Reverse Alzheimer’s Disease with Deep Brain Stimulation

It has long been tought Alzheimer’s Disease was not reversable.  However, scientists in Canada have raised the possibility the degenerative brain disease may be reversed through deep brain stimulation.

Brain shrinkage, memory loss and reduced brain function have long been associated with the progression of Alzheimer’s.  Experts had speculated this was permanent but researchers from Canada have shown this may not be the case.  By using a technique known as deep brain stimulation they were able to show growth in the brain’s memory hub, reversing its decline.

While previously used with both Parkinson’s, Tourette’s Syndrome patients and those suffering from forms of depression, deep brain stimulation involves apply electricity directly to the regions of the brain identified through an MRI.

With a patient’s head stablized in a a fixed position, a small region of the brain is exposed and thin electrodes are placed next to the portion of the brain requiring stimulation.  These electrodes are attached to a small battery implanted next to the collar bone, resulting in electricity flowing through the electrodes into the affected areas of the brain.

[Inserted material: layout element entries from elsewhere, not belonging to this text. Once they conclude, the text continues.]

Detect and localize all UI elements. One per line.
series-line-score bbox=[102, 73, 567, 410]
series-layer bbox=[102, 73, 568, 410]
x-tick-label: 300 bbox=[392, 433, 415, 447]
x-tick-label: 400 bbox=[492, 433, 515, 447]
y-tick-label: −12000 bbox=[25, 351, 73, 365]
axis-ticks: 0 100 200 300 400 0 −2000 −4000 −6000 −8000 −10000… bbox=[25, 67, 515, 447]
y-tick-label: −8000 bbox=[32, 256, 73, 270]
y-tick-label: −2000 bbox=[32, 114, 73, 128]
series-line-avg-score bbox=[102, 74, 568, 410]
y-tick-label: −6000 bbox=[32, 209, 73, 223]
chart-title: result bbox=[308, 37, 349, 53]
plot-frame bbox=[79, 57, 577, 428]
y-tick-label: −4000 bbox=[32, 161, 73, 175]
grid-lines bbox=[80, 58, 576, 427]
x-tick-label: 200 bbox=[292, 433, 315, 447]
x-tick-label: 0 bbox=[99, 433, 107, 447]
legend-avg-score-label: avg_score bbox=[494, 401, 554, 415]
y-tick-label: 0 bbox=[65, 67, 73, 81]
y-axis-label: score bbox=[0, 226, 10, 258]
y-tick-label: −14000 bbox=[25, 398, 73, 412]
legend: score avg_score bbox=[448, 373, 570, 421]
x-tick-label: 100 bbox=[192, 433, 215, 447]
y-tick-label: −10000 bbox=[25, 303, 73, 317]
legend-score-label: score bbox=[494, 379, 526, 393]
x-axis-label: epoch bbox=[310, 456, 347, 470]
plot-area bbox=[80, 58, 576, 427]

Research has shown the hippocampus is one of the first regions of the brain to shrink in Alzheimer’s patients.  This portion of the brain is used for converting short-term memories into longer term memories.  Early stages of Alzheimer’s are shown as this area becomes damaged by the disease, resulting in memory loss and disorientation.

As Alzheimer’s progresses, brain cells throughout the entire brain are affected and are either dead or dying.

The researchers at the University of Toronto applied deep brain stimulation to the fornix of the brain, the part which passes messages to the hippocampus.  Normally patients suffering from Alzheimer’s would show five percent shrinkage of the hippocampus per year.  However, after twelve months of deep brain stimulation, one patient had a five percent growth and another an eight percent increase.

This is the first time deep brain stimulation has shown growth in any area of the brain and in one of the Alzheimer’s patients, it was like his disease had reversed.

Exactly how deep brain stimulation works with Alzheimer’s patients is unknown.  It is also important to note the sample size was relatively small and there has yet to be any follow up done to determine if memory has improved.

Regardless, this is encouraging because it may signal the ability to delay the onset of Alzheimer’s Disease several years.